Vol. 25 No. 24 · 18 December 2003

Touching on the hazards of fraternisation with the ex-enemy in postwar Germany, Richard Wollheim says: ‘Every day the army cooks were instructed to step up the bromide ration in the tea until the taste was bitter, and the spoon stood virtually upright in the billycan’ (LRB, 4 December). The notion that the Army ‘put something in the tea’ to deaden priapic urges has long been as popular as it is indestructible. Bergen Evans, in The Spoor of Spooks, and Other Nonsense (1955), says there is no evidence that bromides were administered in any wartime command, ‘or that they would have had the effect claimed for them if they had been’. Yet the belief that this went on was universal. The Americans, according to Evans, thought the added substance was saltpetre, the English believed it was copper sulphate; the Germans were convinced that their coffee was drugged and the French that their wine was tampered with. And so on. Was Bergen Evans right to be so dismissive? Is there a retired quartermaster, or army cook, who can shed light on this subject?

E.S. Turner
Richmond, Surrey

Vol. 26 No. 1 · 8 January 2004

E.S. Turner wonders whether bromides were really administered to soldiers during the war (Letters, 18 December 2003). A National Service aircraftsman second class, I was posted to RAF Yeadon in 1949, and given the job of catering clerk. Soon after my arrival, the catering officer went on an advanced catering course, and never returned. I spent the rest of my service in sole charge of catering for the camp (120 officers and men): ordering the rations, writing the menus, travelling to York each week with a driver to collect the rations, distributing them to the three messes, and keeping the accounts. At my demob, a wing commander flew down from Accounts at York to say that there had been an investigation into how I’d managed to overspend by £2000. Had I had been an officer, he said, I would have been court-martialled. As I was ‘misemployed’, however (an AC2 carrying out a warrant officer’s duties), there was nothing to be done. During my service, on specific days but at wide intervals, I was told by the cooks that bromide was to be put in the tea. Sure enough, on those days the tea tasted disgustingly bitter, and everyone threw it away. But bromide never appeared on the rations lists. I never ordered any, I never knew (or thought to ask) where the supplies came from; and I never actually saw the cooks putting it in the tea.

Leo Baxendale
Stroud, Gloucestershire

Vol. 26 No. 4 · 19 February 2004

Richard Wollheim’s piece on improvisation, triggered by his conversation with the architect Richard Meier, who was deeply hostile to such disorderly conduct (LRB, 4 December 2003), reminded me of my first contact with another great architect impatient of improvisation.

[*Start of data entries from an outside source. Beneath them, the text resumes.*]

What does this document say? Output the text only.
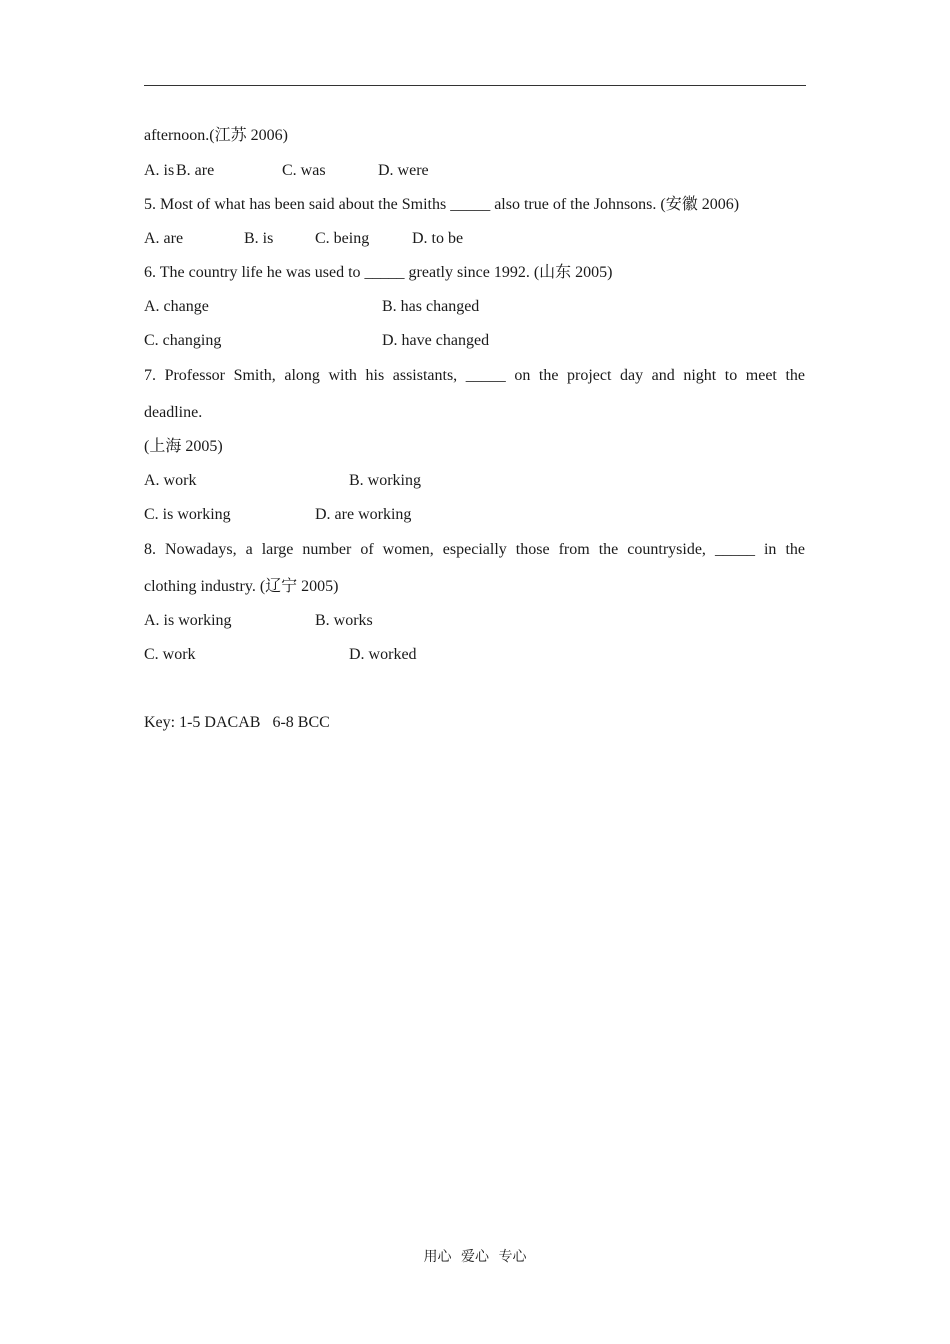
afternoon.(江苏 2006)
A. is B. are	C. was	D. were
5. Most of what has been said about the Smiths _____ also true of the Johnsons. (安徽 2006)
A. are	B. is	C. being	D. to be
6. The country life he was used to _____ greatly since 1992. (山东 2005)
A. change	B. has changed
C. changing	D. have changed
7. Professor Smith, along with his assistants, _____ on the project day and night to meet the
deadline.
(上海 2005)
A. work	B. working
C. is working	D. are working
8. Nowadays, a large number of women, especially those from the countryside, _____ in the
clothing industry. (辽宁 2005)
A. is working	B. works
C. work	D. worked
Key: 1-5 DACAB   6-8 BCC
用心 爱心 专心
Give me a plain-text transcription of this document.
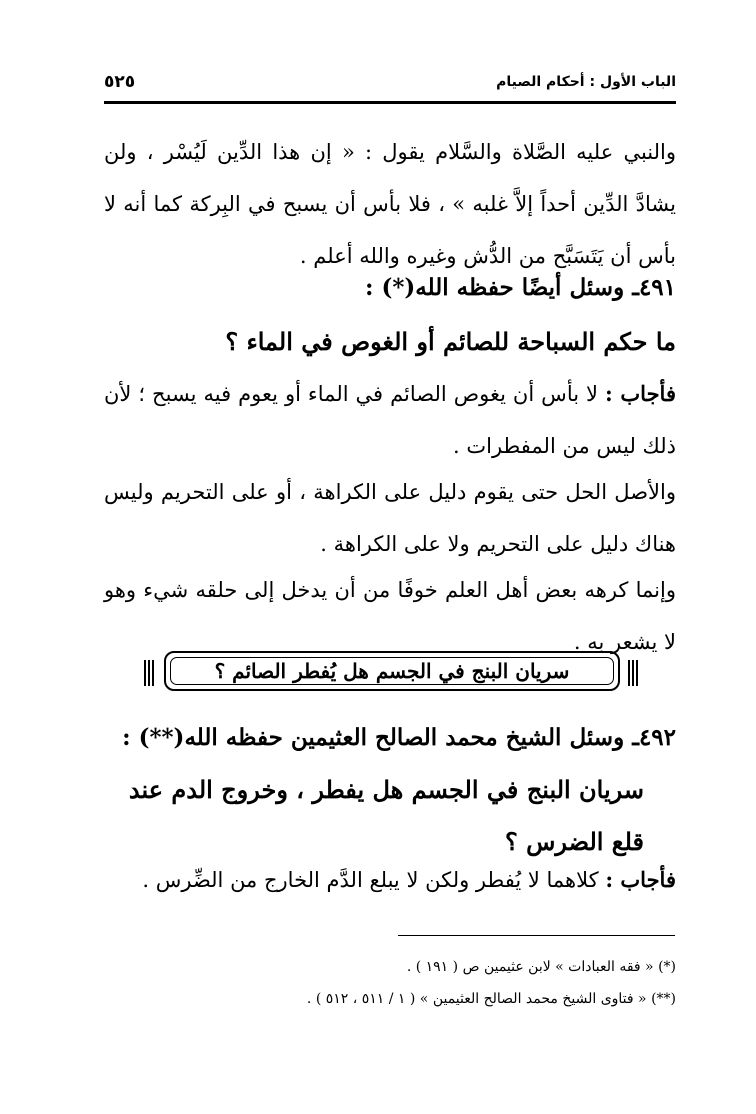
الباب الأول : أحكام الصيام
٥٢٥
والنبي عليه الصَّلاة والسَّلام يقول : « إن هذا الدِّين لَيُسْر ، ولن يشادَّ الدِّين أحداً إلاَّ غلبه » ، فلا بأس أن يسبح في البِركة كما أنه لا بأس أن يَتَسَبَّح من الدُّش وغيره والله أعلم .
٤٩١ـ وسئل أيضًا حفظه الله(*) :
ما حكم السباحة للصائم أو الغوص في الماء ؟
فأجاب : لا بأس أن يغوص الصائم في الماء أو يعوم فيه يسبح ؛ لأن ذلك ليس من المفطرات .
والأصل الحل حتى يقوم دليل على الكراهة ، أو على التحريم وليس هناك دليل على التحريم ولا على الكراهة .
وإنما كرهه بعض أهل العلم خوفًا من أن يدخل إلى حلقه شيء وهو لا يشعر به .
سريان البنج في الجسم هل يُفطر الصائم ؟
٤٩٢ـ وسئل الشيخ محمد الصالح العثيمين حفظه الله(**) :
سريان البنج في الجسم هل يفطر ، وخروج الدم عند قلع الضرس ؟
فأجاب : كلاهما لا يُفطر ولكن لا يبلع الدَّم الخارج من الضِّرس .
(*) « فقه العبادات » لابن عثيمين ص ( ١٩١ ) .
(**) « فتاوى الشيخ محمد الصالح العثيمين » ( ١ / ٥١١ ، ٥١٢ ) .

As an Oxford undergraduate in the early 1960s, I helped put on an exhibition of paintings by another student, Michael Honor, in the common room of the newly completed St Catherine’s. The room was lit by cylindrical skylights, each placed above an alcove of unplastered brickwork with recessed pointing. We found that a framed painting with two nails driven in the back could be hooked securely into the slot between brick courses below each skylight. Each was thus bathed in natural light all day (and electric light by night) with no glare. It was, we thought, an admirable way to hang an exhibition, and we were delighted that the architect who designed the college, Arne Jacobsen, happened to appear. We looked forward to his pleasure at the use made of his room, but he was furious. ‘If you had wanted an art gallery,’ he said, ‘you should have asked for one.’